De fato, a RTLM disse aos ouvintes em Ruanda em 4 de junho de 1994 que os Tutsis deveriam ser exterminados. “Veja a altura da pessoa e sua aparência física”, disse o jornalista da RTLM, Kantano Habimana, “Basta olhar para seu nariz pequeno e depois quebrá-lo”, recomendou.
Um dos argumentos foi de que, em Ruanda, a rádio teve um efeito de persuasão direta ao “convencer alguns ouvintes de que a participação nos ataques aos tutsis era preferível à não participação”. Além disso, também difundiam informações de que o governo “não puniria a participação na matança de cidadãos tutsis ou a apropriação de sua propriedade”. Era a ideia de anistia.
Os resultados, portanto, mostraram que RTLM teve um efeito direto na participação em aldeias com acesso às transmissões.

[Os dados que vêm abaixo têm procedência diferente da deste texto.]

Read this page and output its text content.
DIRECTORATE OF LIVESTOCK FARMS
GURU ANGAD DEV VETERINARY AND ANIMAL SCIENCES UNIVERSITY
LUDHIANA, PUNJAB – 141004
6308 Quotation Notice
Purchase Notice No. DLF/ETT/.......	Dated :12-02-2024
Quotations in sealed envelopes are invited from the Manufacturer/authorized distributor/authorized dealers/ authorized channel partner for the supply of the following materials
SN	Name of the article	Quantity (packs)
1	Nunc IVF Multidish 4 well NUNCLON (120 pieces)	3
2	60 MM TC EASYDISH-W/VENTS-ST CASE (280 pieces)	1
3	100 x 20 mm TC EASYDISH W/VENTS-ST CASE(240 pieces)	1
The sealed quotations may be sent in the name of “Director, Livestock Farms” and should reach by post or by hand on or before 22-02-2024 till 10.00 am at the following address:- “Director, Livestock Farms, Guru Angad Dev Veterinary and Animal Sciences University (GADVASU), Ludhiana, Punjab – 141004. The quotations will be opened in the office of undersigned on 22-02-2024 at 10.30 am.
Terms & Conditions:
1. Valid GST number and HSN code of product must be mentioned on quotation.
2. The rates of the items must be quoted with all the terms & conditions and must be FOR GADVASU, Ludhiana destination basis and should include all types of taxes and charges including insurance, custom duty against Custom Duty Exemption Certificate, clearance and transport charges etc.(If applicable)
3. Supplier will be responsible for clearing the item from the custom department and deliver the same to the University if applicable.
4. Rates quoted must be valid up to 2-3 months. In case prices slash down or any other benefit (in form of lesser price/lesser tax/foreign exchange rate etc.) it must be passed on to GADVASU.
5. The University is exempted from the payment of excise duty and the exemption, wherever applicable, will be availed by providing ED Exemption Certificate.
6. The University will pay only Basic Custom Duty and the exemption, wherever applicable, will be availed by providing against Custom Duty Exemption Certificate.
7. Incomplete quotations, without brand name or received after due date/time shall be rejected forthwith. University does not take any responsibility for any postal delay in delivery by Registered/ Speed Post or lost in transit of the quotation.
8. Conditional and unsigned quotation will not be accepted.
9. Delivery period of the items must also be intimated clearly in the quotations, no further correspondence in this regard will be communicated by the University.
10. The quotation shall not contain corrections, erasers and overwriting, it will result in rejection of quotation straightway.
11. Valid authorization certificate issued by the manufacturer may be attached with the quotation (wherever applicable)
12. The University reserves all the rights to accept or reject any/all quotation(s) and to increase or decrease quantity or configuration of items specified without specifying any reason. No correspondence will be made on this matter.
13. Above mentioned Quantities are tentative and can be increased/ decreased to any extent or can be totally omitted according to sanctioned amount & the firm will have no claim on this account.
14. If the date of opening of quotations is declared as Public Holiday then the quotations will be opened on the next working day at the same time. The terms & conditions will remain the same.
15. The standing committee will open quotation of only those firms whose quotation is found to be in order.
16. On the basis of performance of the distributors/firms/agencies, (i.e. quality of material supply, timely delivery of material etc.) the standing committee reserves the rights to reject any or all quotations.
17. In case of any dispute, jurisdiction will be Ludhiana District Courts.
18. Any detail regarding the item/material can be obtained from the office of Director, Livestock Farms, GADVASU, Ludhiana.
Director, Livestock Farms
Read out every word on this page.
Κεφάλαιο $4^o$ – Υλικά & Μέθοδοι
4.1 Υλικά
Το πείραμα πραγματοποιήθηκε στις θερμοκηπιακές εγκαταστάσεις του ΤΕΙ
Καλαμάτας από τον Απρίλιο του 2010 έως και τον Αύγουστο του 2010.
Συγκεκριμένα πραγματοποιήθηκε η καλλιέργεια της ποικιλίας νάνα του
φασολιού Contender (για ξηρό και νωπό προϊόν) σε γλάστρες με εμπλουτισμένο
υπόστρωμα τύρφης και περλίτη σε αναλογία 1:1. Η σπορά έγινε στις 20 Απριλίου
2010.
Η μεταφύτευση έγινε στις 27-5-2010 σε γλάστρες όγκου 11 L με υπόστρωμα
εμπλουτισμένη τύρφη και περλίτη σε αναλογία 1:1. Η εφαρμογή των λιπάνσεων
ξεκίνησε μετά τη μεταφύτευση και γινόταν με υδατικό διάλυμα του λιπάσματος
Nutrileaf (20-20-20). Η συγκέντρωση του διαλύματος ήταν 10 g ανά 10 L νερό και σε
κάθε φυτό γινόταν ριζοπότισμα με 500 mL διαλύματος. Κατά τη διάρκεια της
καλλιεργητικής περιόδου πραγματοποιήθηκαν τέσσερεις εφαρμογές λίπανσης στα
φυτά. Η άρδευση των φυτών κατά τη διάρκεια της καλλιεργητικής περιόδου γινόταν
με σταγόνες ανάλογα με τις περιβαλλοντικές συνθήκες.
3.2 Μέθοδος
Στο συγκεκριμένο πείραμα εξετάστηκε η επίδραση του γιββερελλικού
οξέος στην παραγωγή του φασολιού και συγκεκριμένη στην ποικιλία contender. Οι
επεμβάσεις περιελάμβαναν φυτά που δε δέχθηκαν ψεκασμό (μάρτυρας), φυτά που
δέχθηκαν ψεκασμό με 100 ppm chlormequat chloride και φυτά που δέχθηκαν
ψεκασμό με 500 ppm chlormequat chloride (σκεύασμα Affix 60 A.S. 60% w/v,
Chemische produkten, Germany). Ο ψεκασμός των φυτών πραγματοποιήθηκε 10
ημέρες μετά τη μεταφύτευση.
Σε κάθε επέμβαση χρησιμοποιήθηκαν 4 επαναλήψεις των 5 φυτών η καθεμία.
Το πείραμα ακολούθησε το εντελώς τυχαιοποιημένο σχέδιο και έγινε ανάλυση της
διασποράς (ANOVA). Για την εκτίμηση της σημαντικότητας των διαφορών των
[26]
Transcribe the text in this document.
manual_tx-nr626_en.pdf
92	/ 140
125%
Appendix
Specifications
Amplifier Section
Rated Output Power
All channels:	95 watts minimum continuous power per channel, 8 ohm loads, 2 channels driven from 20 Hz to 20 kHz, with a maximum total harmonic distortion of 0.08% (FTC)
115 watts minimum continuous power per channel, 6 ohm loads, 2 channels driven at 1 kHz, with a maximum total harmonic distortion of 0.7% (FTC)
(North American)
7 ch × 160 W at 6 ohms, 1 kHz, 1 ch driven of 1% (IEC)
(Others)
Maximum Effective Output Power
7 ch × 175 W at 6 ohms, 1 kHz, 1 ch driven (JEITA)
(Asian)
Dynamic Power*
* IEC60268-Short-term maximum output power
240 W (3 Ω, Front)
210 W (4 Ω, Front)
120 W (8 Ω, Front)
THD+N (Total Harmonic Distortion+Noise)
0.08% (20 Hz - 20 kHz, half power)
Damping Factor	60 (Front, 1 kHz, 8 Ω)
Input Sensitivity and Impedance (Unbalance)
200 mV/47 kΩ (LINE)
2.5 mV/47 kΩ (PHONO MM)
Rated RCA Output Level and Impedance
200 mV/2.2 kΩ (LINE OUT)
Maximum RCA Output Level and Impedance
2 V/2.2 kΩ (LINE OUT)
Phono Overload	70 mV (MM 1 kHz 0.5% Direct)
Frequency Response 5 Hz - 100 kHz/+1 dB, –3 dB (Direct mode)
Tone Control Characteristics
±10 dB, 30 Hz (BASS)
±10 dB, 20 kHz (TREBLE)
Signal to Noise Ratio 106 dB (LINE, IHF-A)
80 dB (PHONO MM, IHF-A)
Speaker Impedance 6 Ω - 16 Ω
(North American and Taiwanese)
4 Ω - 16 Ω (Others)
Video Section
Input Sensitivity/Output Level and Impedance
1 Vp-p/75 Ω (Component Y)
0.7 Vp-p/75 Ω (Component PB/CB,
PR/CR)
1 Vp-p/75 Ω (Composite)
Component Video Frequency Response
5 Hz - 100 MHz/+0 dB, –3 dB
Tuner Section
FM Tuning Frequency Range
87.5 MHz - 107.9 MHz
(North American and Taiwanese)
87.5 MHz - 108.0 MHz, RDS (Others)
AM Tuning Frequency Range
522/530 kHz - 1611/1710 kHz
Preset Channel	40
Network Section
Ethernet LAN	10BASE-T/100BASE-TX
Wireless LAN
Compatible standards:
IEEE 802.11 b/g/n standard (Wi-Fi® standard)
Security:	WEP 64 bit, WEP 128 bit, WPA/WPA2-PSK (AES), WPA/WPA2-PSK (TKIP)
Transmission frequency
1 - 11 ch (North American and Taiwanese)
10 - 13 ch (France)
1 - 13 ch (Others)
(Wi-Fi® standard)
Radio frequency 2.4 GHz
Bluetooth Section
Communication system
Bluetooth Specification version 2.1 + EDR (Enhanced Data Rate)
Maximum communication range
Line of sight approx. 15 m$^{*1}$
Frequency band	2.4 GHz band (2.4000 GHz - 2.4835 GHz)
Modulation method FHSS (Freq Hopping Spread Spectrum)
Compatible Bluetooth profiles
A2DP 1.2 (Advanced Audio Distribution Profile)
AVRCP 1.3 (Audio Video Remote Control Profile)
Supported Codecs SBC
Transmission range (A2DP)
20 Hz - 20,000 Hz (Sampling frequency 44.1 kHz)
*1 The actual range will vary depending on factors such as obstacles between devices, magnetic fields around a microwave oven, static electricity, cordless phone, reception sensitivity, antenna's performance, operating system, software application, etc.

Onde havia cobertura de rádio houve um aumento de 12 a 13 por cento na participação na violência total. O estudo ainda estima que cerca de 50 mil pessoas foram assassinadas como resultado do trabalho da rádio.
Não por acaso, em 2003, o Tribunal Internacional para Ruanda condenou Ferdinand Nahimana, fundador e ideólogo da Rádio Télévision des Mille Collines (RTLM), Jean-Bosco Barayagwiza, membro do alto escalão do Comitê de Iniciativa da RTLM e Hassan Ngeze, editor-chefe do jornal Kangura, por genocídio, incitação ao genocídio, conspiração e crimes contra a humanidade, extermínio e perseguição. Ferdinand Nahimana e Hassan Ngeze foram condenados à prisão perpétua e Jean Bosco Barayagwiza foi condenado a 35 anos de prisão.
O caso foi o primeiro desde o julgamento de Julius Streicher, em Nuremberg, sobre o papel da imprensa numa corte internacional. Streicher conduzia a publicação anti-semita Der Stürmer durante o regime Nazista.
Na sentença que condenou os envolvidos no genocídio em Ruanda, o Tribunal afirmou:
“O poder da mídia para criar e destruir valores humanos fundamentais vem com grande responsabilidade. Aqueles que controlam tais meios de comunicação são responsáveis por suas consequências”.
O documento da sentença ainda traz diversos exemplos para justificar a condenação. Um deles foi uma entrevista de rádio transmitida no auge do genocídio, em 25 de abril de 1994. Naquele momento, Ferdinand Nahimana, falou da “guerra da mídia, das palavras, dos jornais e das estações de rádio”, que ele descreveu como um complemento das balas.
Ao condenar Nahimana, a juíza Navi Pillay disse:
“Você estava plenamente consciente do poder das palavras, e usou o rádio – o meio de comunicação com o mais amplo alcance público – para disseminar ódio e violência…. Sem arma de fogo, machete ou qualquer arma física, você causou a morte de milhares de civis inocentes”.
No caso de Hassan Ngeze, ele foi condenado por suas atividades de instigação, auxílio e cumplicidade em atos de genocídio, inclusive por escrever em sua publicação Kangura um chamado ao ato. A capa de sua publicação Kangura No. 26, uma só frase:
“Que armas devemos usar para conquistar os Tutsis de uma vez por todas?”. Ao lado das palavras, uma imagem de um facão.
“Você envenenou a mente de seus leitores, e por palavras e atos causou a morte de milhares de civis inocentes”, afirmou Pillay ao sentenciá-lo.
O ódio é ensinado e tem seu objetivo. O ódio como força política manipula e mobiliza. Mas o ódio também mata. Naquele momento ou no século 21 ultraconectado, a realidade é a mesma: linguagem é poder. E pode ser mortal.
Jamil Chade é escritor, jornalista, colunista e correspondente internacional na Europa há duas décadas.